Agent Green – Mit Biowaffen gegen Drogenpflanzen
Der geplante Einsatz von Pilzen im Drogenkrieg unterminiert das Biowaffenverbot
Ende der 80er Jahre schickte das US-Landwirtschaftsministerium Forscher weltweit auf die Suche nach möglichen Schädlingen von Koka, Cannabis und Schlafmohn. Bei Coca-Cola und in einem Biowaffenlabor wurden sie fündig. Fusarium oxysporum, ein Pilz, der in kürzester Zeit ganze Kokafelder vernichten kann, wurde auf einer ehemaligen Kokaplantage des Getränkeherstellers auf Hawaii gefunden. Ein effektiver Schädling der opiumproduzierenden Mohnpflanzen war hingegen bereits vom offensiven Biowaffen-Programm der früheren Sowjetunion isoliert und dann in einem Labor in Taschkent im heutigen Usbekistan eingelagert worden, wo er von den USA schließlich gefunden wurde.
In der Folgezeit wurde der Mohnschädling mit US-Geldern in einem usbekischen Labor weiterentwickelt.
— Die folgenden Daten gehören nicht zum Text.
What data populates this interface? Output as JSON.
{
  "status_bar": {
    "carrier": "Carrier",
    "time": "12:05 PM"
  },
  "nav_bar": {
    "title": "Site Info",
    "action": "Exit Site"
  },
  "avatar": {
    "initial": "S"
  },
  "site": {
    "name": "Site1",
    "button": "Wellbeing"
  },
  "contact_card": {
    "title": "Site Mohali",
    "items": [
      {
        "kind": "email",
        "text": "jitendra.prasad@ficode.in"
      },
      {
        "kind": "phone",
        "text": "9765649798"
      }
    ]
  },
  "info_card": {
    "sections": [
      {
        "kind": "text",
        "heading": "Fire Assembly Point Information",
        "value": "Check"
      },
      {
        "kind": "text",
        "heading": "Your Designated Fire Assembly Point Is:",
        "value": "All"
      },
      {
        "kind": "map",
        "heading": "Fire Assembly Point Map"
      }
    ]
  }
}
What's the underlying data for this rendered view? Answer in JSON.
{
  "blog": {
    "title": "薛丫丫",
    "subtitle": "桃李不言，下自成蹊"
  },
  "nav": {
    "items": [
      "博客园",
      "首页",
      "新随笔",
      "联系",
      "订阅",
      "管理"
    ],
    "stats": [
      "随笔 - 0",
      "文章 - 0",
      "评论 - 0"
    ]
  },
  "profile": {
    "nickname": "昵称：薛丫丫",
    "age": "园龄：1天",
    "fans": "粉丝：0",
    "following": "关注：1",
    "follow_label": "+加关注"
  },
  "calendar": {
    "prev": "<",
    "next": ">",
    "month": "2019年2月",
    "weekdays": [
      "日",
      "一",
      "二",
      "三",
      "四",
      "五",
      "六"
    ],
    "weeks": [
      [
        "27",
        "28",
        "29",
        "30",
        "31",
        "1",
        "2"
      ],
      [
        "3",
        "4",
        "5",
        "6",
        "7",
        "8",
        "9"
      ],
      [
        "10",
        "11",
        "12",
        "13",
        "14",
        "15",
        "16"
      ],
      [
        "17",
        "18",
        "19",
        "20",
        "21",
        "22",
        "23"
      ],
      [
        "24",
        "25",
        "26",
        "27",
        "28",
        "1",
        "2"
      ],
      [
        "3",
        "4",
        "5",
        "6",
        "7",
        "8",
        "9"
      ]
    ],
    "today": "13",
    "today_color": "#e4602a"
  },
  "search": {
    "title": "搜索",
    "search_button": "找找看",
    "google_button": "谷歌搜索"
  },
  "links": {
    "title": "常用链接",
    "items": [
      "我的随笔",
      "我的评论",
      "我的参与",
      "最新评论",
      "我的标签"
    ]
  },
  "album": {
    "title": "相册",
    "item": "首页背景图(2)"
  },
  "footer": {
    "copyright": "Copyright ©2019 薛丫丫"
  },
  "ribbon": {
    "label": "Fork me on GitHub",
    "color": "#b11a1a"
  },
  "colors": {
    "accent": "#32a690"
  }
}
Im Sommer 2001 sollten die Arbeiten beendet sein und ein einsatzfertiges Produkt zur Vernichtung der umfangreichen Schlafmohnfelder in der Region zur Verfügung stehen. Noch ist unklar, ob sich die beteiligten Länder und vor allem das UN-Drogenkontrollprogramm UNDCP, unter dessen formalen Leitung das Projekt durchgeführt wurde, tatsächlich für einen Einsatz entscheiden werden.
Die Koka vernichtenden Pilze wurden parallel in US-amerikanischen Labors getestet. Für das Jahr 2000 standen erste Freilandversuche in Kolumbien an. Auch hier sollte formal das UNDCP die Abwicklung übernehmen, um, so die damalige Außenministerin Madeleine Albright, „den Eindruck zu vermeiden, dass es sich um eine reine US-Initiative“ handele.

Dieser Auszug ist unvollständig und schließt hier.